An Investigation into the Impact of Dialogue Journal Writing on the Writing Motivation of EFL Freshman Students in Ethiopia(مقاله علمی وزارت علوم)
منبع:
Applied Research on English Language, V. ۱۴, N. ۱ , ۲۰۲۵
29 - 52
حوزههای تخصصی:
Dialogue journal writing is extensively regarded as an effective technique for enhancing the writing motivation of EFL/ESL students. However, studies on how dialogue journal writing enhances EFL students’ writing motivation are scarce in the Ethiopian context. This study investigates the impact of dialogue journal writing on freshman EFL students’ writing motivation. Employing a quasi-experimental design, two intact groups were selected from students in the social science stream. After checking their comparability at the onset of the intervention, the two groups were randomly assigned into experimental (n = 37) and comparison groups (n = 35) using coin flipping. Following this, the experimental group was instructed writing for 10 weeks based on the dialogue journal writing approach and the comparison group for the same period, but following the conventional approach. Data were collected before and after the intervention through a writing motivation questionnaire from both groups.
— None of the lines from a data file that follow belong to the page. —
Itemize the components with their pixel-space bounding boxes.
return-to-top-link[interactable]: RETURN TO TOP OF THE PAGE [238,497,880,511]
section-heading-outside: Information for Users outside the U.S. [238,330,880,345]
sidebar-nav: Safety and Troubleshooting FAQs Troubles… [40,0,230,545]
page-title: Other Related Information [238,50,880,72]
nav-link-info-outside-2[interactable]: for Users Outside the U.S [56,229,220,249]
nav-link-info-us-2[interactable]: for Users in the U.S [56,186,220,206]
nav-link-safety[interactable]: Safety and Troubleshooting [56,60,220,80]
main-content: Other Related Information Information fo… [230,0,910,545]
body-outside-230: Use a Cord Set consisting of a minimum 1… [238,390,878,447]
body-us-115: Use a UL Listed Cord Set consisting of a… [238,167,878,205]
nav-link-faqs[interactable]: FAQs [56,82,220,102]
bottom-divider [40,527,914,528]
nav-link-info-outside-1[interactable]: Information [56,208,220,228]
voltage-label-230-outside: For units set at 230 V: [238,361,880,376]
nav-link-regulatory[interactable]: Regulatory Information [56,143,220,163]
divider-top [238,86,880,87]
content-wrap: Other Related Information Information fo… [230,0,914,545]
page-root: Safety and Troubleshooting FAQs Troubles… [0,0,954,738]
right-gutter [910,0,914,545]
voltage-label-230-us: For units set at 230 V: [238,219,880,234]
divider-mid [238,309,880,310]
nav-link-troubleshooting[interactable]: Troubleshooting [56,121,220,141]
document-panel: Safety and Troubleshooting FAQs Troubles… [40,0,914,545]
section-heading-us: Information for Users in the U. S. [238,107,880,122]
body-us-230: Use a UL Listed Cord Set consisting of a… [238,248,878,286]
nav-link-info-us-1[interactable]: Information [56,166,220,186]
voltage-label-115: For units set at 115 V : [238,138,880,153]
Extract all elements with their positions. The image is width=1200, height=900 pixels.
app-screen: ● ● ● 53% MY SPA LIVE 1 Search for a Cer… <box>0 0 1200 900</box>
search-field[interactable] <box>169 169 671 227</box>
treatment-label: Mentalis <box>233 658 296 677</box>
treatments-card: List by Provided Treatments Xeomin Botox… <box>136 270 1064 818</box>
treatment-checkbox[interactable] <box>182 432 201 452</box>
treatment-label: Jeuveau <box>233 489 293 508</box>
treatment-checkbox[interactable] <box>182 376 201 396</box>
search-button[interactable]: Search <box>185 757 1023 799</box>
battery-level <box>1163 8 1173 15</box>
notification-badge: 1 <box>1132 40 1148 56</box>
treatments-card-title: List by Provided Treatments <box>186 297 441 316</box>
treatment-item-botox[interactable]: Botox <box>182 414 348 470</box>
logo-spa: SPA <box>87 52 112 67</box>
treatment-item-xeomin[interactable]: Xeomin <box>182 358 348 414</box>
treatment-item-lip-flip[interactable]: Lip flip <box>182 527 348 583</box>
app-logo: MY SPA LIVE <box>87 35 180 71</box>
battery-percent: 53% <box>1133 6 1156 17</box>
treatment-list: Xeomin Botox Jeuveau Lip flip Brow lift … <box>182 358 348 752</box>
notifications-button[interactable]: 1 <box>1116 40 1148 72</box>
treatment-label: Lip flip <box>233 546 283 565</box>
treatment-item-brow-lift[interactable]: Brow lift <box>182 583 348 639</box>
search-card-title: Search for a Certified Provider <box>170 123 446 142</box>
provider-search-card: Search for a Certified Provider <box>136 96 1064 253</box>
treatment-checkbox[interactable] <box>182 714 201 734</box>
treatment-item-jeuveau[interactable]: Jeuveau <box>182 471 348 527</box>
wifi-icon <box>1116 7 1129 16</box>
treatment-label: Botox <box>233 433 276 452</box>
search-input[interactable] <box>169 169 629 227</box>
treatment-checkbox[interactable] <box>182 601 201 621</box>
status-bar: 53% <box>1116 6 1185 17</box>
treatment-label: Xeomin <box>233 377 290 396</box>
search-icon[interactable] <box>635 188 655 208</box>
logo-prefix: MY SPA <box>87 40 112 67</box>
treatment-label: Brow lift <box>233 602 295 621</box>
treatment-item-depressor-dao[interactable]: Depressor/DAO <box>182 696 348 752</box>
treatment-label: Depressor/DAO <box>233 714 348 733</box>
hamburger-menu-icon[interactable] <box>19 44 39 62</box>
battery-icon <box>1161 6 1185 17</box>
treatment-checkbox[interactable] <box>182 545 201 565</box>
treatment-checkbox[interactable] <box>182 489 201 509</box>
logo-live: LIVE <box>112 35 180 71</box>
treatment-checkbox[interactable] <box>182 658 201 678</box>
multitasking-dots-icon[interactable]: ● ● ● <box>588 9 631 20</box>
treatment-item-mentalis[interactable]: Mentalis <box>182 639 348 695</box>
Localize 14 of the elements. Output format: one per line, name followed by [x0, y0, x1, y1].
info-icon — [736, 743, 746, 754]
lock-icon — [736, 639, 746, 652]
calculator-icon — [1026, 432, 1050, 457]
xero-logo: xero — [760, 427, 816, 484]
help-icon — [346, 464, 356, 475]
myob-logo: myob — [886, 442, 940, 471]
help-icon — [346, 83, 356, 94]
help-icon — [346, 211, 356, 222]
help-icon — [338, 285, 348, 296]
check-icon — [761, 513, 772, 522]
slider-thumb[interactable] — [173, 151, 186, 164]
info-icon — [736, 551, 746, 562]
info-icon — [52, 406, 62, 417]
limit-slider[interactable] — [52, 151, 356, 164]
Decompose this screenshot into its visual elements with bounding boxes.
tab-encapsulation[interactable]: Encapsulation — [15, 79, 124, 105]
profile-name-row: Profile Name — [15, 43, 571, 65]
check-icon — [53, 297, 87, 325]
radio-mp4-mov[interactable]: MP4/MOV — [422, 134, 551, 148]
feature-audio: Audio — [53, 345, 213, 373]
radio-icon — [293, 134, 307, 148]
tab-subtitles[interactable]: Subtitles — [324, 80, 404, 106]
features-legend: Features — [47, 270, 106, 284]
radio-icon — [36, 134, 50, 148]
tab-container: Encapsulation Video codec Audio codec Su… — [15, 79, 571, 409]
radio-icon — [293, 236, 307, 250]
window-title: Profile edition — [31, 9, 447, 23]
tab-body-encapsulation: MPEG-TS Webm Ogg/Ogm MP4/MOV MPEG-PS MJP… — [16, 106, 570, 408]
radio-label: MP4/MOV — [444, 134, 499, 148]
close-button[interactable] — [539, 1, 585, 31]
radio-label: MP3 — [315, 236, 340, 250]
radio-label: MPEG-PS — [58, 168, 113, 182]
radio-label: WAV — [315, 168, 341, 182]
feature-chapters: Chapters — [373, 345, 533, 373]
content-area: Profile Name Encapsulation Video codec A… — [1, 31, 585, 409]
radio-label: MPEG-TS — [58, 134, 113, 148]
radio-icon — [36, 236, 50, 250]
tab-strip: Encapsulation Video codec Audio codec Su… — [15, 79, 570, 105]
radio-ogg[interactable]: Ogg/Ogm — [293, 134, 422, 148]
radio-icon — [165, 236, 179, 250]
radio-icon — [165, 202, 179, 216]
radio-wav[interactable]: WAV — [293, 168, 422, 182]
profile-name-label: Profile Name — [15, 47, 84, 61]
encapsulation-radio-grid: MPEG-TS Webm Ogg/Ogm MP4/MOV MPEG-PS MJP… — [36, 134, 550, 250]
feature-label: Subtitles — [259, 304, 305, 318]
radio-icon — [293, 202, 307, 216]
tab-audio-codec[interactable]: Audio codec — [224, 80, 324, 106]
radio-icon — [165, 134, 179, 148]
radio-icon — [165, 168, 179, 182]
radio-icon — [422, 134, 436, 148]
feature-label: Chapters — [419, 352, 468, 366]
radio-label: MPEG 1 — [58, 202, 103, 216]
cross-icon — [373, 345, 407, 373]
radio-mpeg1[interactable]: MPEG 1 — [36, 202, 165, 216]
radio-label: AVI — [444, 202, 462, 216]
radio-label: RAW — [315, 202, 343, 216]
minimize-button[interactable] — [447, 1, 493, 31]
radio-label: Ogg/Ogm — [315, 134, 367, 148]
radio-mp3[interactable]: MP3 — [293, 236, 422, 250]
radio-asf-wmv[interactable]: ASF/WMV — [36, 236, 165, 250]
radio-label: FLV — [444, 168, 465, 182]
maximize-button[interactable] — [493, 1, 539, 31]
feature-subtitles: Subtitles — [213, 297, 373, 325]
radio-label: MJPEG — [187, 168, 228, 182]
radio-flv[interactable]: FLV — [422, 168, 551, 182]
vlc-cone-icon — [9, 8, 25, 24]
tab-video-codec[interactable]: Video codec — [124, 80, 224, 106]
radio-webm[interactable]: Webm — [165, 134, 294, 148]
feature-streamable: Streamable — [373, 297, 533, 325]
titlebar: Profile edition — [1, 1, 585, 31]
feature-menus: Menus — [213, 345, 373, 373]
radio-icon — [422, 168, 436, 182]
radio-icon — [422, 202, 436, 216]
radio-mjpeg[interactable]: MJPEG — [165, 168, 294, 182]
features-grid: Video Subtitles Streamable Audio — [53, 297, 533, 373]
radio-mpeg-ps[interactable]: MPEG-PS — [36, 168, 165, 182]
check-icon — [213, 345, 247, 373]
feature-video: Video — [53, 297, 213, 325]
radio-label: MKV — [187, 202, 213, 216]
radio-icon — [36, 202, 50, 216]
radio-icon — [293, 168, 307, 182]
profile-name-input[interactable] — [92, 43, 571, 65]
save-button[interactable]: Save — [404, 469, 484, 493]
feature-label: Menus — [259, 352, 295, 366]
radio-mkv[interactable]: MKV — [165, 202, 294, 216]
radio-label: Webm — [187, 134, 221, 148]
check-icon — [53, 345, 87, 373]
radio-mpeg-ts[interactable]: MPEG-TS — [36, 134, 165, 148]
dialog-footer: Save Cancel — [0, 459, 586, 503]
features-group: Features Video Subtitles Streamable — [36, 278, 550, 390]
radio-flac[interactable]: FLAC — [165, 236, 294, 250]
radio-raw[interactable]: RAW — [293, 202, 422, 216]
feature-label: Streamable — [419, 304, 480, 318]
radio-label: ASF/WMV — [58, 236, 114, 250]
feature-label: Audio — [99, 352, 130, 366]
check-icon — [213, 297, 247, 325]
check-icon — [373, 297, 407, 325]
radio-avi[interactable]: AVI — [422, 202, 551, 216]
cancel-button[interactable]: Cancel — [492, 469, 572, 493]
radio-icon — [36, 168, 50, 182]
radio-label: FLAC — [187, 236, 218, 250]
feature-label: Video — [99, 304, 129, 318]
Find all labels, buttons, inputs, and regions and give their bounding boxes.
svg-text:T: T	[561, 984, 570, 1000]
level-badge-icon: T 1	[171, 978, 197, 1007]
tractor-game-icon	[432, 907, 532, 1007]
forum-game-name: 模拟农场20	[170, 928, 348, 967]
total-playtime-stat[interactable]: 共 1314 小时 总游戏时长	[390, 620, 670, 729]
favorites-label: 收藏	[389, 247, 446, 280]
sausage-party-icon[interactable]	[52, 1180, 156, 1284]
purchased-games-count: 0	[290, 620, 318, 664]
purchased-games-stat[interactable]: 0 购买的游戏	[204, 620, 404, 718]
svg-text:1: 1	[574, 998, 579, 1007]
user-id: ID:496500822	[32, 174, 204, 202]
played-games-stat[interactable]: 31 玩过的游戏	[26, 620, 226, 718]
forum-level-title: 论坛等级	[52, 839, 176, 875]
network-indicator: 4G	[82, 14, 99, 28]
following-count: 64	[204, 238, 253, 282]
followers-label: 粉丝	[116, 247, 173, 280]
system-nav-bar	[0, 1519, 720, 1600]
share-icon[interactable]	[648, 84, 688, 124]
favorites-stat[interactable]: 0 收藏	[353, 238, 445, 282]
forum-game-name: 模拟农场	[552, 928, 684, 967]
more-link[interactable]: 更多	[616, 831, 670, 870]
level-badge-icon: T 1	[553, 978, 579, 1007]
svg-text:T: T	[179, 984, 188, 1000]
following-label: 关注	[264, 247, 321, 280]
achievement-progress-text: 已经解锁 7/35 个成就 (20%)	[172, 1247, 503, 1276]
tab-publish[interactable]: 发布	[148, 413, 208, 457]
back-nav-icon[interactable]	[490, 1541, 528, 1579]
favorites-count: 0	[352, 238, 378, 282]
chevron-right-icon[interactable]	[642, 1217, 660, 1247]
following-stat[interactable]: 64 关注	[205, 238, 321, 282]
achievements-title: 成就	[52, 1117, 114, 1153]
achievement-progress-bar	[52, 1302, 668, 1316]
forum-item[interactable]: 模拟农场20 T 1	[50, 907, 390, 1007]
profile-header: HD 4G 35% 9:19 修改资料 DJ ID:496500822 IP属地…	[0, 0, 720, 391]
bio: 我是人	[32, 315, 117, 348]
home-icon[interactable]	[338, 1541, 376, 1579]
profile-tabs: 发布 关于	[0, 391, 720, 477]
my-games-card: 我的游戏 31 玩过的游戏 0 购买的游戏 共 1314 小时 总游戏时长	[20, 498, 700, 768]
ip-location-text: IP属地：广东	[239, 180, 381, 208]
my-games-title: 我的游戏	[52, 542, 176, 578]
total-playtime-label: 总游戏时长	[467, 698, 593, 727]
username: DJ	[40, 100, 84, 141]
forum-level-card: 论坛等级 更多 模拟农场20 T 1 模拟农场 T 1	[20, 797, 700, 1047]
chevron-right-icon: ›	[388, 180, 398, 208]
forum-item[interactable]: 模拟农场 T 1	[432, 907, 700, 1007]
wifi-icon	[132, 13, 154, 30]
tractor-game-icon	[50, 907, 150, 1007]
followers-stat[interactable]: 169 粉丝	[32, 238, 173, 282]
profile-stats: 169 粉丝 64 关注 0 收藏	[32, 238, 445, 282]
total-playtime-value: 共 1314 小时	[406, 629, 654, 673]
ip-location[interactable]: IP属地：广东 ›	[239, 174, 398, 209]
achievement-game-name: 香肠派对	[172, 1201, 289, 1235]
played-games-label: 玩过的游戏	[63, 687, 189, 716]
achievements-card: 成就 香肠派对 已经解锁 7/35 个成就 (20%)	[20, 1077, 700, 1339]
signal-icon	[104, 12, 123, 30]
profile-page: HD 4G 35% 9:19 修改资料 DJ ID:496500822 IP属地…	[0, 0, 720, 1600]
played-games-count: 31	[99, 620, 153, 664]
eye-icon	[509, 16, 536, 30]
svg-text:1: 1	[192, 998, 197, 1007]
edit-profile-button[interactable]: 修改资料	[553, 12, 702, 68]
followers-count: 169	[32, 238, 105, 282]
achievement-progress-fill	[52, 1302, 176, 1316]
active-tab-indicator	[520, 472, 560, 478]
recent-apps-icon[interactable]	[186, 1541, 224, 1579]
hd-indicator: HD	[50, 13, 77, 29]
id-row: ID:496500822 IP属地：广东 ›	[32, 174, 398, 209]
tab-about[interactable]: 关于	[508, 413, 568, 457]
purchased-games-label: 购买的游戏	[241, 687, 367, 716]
The collected data were analyzed using an independent sample t-test, a paired sample t-test, and one-way MANOVA. The result of the study revealed that dialogue journal writing significantly enhanced the experimental group students' overall writing motivation (p<0.05), with a large effect size (d = 1.46), and its sub-components (enjoyment, self-efficacy, instrumentality, recognition, and effort), (p<0.05), with a moderate effect size (η²p = 0.371) when these sub-components were considered combined. The finding suggests that dialogue journal writing can effectively enhance EFL students’ writing motivation. Therefore, university EFL teachers are recommended to use dialogue journal writing in their writing classes to improve their students’ writing motivation.